Manifold Percolation: from generative model to Reinforce learning

TL;DR

This paper introduces a novel topological approach using continuum percolation to analyze and improve generative models by capturing geometric support and preventing manifold collapse.

Contribution

It establishes a rigorous link between percolation phase transitions and data manifolds, and develops a differentiable loss based on topological stability for generative training.

Findings

Percolation Shift metric correlates with structural pathologies like mode collapse.

The method prevents manifold shrinkage during training.

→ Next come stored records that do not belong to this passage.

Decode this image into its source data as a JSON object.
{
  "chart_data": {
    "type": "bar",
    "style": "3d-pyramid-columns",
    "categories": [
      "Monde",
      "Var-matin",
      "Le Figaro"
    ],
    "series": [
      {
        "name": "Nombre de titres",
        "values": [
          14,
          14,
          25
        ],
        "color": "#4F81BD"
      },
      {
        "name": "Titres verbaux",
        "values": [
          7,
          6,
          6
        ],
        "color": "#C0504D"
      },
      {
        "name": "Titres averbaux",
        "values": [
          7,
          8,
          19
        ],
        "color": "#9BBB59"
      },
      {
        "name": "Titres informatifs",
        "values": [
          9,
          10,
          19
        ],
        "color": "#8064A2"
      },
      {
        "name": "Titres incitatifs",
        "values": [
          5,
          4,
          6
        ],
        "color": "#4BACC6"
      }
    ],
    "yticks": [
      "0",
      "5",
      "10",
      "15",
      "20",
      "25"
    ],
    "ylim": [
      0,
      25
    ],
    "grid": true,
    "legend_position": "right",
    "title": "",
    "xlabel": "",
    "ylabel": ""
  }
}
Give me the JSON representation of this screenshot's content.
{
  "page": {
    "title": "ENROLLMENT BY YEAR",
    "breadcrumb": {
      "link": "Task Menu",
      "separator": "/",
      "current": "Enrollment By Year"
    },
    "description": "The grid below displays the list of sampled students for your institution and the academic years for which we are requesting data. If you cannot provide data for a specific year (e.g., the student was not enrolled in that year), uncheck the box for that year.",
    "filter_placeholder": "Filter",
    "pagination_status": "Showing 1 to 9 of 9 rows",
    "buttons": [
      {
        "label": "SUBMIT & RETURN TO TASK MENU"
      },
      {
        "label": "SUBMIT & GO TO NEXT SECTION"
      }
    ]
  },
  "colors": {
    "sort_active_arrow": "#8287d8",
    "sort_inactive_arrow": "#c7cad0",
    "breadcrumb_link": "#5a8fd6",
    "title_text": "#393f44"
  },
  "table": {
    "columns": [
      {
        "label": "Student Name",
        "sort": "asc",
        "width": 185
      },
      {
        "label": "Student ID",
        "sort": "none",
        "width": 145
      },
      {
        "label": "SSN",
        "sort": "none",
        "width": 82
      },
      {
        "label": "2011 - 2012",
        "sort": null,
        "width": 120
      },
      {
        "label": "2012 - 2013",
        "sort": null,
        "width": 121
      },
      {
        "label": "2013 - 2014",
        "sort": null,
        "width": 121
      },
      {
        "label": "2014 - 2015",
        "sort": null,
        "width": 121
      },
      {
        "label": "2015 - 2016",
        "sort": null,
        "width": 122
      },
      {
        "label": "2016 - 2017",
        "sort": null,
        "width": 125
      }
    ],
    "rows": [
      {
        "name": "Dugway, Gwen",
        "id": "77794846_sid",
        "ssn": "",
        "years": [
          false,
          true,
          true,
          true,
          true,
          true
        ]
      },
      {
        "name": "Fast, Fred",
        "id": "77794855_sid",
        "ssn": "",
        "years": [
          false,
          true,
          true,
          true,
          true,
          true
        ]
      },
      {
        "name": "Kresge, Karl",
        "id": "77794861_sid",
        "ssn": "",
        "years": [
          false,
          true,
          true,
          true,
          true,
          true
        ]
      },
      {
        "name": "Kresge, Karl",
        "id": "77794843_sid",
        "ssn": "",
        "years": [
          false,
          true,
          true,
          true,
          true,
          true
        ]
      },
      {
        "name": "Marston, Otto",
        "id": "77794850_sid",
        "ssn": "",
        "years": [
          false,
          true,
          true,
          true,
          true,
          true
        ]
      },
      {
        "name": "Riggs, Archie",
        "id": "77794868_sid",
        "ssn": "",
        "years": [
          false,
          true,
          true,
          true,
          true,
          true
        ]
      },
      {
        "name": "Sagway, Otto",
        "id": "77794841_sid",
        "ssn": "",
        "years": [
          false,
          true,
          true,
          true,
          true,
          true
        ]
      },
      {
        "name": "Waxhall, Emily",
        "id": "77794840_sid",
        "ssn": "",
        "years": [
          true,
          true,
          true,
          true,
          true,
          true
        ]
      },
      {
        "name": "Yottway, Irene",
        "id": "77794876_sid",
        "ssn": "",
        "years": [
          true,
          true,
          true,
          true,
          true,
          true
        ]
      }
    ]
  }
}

Topological stability enhances generative fidelity and decision-making.

Abstract

Generative modeling is typically framed as learning mapping rules, but from an observer's perspective without access to these rules, the task becomes disentangling the geometric support from the probability distribution. We propose that continuum percolation is uniquely suited to this support analysis, as the sampling process effectively projects high-dimensional density estimation onto a geometric counting problem on the support. In this work, we establish a rigorous correspondence between the topological phase transitions of random geometric graphs and the underlying data manifold in high-dimensional space. By analyzing the relationship between our proposed Percolation Shift metric and FID, we show that this metric captures structural pathologies, such as implicit mode collapse, where standard statistical metrics fail. Finally, we translate this topological phenomenon into a differentiable loss function that guides training. Experimental results confirm that this approach not only prevents manifold shrinkage but also fosters a form of synergistic improvement, where topological stability becomes a prerequisite for sustained high fidelity in both static generation and sequential decision making.